Gli incontri tenuti a Malta hanno apparentemente rilanciato le aspettative sulla base delle dichiarazioni rilasciate. Entrambe le parti hanno concordato sulla natura degli scambi “sinceri, sostanziali e costruttivi” e sulla volontà comune di migliorare le relazioni, rispettando il consenso raggiunto da Xi e Biden nel loro precedente incontro a Bali, al G20 di novembre 2022. Ma di passi concreti, al di là del dialogo diplomatico, non ce ne sono per ora.

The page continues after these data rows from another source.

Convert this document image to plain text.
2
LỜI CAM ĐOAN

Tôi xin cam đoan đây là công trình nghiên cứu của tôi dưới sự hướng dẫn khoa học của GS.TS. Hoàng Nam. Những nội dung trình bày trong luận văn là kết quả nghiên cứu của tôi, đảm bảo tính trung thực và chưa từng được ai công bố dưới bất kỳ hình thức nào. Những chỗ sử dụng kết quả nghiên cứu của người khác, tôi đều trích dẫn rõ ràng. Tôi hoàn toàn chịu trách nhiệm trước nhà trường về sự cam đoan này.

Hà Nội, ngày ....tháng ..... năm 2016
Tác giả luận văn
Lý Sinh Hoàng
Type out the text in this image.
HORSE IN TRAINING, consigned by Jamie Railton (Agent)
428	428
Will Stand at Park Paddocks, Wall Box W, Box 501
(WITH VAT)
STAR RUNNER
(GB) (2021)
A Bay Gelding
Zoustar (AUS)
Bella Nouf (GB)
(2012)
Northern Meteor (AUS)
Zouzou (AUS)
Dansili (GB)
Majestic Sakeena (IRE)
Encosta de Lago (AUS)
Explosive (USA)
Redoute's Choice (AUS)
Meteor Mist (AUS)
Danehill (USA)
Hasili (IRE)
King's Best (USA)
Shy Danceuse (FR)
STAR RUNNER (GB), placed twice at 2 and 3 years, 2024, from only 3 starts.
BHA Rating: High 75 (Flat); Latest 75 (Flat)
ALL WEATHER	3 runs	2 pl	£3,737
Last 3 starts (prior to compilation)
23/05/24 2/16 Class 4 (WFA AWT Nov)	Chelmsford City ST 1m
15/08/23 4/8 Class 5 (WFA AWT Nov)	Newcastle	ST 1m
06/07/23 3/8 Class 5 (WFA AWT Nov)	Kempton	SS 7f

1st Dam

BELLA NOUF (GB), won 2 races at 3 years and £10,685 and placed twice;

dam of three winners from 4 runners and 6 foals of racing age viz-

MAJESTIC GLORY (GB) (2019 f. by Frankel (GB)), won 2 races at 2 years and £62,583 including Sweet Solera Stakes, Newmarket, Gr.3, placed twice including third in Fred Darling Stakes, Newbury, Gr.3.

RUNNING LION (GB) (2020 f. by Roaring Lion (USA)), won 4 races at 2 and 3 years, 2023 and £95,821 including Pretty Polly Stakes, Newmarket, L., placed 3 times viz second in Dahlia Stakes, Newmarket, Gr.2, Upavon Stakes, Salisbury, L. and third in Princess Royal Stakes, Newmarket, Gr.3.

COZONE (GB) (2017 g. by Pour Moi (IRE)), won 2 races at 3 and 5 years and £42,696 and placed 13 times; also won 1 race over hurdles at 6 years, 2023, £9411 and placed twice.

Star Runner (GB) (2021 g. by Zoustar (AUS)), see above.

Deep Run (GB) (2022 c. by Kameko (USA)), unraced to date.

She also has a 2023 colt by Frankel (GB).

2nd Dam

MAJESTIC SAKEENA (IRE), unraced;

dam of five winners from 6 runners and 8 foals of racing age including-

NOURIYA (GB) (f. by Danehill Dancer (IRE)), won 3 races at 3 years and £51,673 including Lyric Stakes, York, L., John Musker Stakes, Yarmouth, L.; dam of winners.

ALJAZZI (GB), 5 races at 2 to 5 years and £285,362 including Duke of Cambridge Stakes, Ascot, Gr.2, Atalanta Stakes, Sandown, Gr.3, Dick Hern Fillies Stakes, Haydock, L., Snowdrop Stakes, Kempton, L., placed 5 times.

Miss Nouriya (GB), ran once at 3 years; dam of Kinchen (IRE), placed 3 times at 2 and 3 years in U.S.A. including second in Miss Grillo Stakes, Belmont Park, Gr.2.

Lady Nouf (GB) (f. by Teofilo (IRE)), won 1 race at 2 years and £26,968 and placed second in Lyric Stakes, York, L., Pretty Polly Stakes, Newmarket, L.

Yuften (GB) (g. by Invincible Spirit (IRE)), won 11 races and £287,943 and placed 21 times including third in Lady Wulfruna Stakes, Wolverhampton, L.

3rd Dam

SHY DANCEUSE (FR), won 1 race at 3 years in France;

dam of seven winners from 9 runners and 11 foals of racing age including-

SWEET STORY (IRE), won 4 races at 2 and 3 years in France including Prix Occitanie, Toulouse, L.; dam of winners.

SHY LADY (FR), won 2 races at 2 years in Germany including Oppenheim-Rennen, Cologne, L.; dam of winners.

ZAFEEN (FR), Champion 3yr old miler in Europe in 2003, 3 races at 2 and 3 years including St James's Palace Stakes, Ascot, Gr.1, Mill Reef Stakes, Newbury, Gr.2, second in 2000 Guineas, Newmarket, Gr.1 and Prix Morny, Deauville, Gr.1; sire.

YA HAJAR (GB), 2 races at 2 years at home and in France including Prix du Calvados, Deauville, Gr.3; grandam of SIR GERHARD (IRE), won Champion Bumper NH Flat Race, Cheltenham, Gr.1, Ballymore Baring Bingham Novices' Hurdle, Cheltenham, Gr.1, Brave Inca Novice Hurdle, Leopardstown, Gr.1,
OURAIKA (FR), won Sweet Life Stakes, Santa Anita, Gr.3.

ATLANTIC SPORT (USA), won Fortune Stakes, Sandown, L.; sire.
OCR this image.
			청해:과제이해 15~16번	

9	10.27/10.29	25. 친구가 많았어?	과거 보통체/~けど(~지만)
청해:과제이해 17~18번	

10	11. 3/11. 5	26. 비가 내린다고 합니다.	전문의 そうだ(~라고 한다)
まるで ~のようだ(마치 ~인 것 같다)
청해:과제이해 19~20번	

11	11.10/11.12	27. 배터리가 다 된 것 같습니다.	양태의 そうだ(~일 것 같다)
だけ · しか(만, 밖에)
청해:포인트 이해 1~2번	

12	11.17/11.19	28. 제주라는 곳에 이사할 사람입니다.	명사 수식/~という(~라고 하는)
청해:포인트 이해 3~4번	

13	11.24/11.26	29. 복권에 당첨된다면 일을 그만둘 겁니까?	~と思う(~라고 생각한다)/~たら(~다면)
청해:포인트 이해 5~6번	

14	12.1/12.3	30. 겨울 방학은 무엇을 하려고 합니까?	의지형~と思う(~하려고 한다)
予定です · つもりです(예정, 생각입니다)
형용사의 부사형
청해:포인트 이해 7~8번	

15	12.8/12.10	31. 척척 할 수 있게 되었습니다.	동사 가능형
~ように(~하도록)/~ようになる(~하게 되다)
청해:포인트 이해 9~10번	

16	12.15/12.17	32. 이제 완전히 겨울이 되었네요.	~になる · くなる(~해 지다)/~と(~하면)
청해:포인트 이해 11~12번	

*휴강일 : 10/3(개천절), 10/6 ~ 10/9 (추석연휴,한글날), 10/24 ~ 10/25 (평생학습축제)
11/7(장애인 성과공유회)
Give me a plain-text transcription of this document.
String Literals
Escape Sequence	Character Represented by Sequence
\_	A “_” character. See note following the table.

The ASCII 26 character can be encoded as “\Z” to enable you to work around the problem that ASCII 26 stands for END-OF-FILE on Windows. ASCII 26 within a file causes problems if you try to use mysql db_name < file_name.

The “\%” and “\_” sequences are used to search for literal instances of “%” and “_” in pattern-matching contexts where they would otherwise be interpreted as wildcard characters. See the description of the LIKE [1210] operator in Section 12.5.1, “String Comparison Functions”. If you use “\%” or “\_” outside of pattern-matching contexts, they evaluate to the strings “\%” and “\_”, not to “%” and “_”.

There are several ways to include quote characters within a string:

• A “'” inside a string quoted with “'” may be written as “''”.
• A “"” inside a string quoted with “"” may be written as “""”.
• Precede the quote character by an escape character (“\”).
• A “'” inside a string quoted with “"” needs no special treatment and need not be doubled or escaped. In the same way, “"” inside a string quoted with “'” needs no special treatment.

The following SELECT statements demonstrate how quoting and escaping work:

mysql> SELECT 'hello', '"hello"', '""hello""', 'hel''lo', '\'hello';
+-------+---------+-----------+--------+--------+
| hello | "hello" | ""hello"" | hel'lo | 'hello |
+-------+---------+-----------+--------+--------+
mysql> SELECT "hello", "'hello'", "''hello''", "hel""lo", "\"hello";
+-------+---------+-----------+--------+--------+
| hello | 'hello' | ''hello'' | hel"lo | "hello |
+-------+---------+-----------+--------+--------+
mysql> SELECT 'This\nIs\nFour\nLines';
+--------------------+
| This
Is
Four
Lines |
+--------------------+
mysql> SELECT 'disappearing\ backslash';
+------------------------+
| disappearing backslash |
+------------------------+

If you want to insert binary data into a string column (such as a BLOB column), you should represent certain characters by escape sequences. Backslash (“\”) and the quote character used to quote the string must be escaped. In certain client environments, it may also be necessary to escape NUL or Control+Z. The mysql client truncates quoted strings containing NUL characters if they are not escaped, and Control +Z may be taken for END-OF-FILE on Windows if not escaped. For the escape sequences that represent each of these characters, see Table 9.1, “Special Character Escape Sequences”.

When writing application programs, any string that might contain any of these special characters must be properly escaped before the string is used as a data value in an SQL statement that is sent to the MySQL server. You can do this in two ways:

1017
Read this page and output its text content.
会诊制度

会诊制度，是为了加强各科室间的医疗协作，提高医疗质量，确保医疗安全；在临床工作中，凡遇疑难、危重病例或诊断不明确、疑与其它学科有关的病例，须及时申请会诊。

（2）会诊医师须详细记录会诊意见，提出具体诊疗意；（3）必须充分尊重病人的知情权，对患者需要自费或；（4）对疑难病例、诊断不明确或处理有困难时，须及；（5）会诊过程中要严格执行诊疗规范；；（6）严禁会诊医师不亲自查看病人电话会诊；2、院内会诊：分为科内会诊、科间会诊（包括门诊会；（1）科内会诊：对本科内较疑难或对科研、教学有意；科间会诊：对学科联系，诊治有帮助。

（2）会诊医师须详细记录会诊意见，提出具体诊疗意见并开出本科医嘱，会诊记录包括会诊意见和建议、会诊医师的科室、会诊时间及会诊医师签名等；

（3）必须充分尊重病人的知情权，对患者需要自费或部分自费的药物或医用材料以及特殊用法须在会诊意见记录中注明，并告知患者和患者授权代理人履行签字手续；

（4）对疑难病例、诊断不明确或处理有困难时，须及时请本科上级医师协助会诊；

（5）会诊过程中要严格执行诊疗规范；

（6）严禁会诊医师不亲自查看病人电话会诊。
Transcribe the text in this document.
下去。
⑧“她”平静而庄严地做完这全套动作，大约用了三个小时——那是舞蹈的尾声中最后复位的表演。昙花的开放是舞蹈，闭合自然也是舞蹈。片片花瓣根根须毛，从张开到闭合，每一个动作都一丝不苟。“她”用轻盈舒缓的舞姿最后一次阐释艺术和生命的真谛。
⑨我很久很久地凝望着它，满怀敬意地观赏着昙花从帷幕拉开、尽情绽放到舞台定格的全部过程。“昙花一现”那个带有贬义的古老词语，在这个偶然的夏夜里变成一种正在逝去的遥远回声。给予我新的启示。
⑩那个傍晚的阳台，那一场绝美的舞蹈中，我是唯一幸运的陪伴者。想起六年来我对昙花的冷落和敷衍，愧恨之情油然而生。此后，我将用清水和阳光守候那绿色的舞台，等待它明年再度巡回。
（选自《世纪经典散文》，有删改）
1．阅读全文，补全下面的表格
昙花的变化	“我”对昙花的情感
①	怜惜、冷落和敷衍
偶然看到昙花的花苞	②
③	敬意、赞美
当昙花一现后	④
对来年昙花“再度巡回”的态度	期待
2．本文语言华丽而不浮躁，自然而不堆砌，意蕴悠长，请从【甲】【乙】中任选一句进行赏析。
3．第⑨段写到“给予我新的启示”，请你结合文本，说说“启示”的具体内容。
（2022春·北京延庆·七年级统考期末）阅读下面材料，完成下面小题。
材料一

Da parte cinese, Wang ha ribadito due punti centrali durante i colloqui. In primo luogo, ha sottolineato che la questione di Taiwan è una “linea rossa insormontabile” nelle relazioni sino-americane e ha chiesto agli Usa di attenersi ai tre comunicati congiunti e di non sostenere l’indipendenza di Taiwan (messaggio diretto anche alle recenti forniture militari avallate sotto un quadro normativo particolare). In secondo luogo, ha sottolineato che lo sviluppo della Cina, soprattutto per quanto riguarda le restrizioni all’export di tecnologia Usa, è inevitabile e legittimo.
Sulla base del contesto generale e sulle frizioni evidenti anche da queste parole del diplomatico cinese, il timore americano dell’assenza di Xi all’Apec risulta comprensibile. A maggior ragione se si valutano i vari terreni di potenziale intesa — uno su tutti, per quanto utopica, una conferenza di pace globale sull’Ucraina — elevare questi contatti al dialogo tra leader sarebbe fondamentale. La chiusura cinese non può portare niente di buono.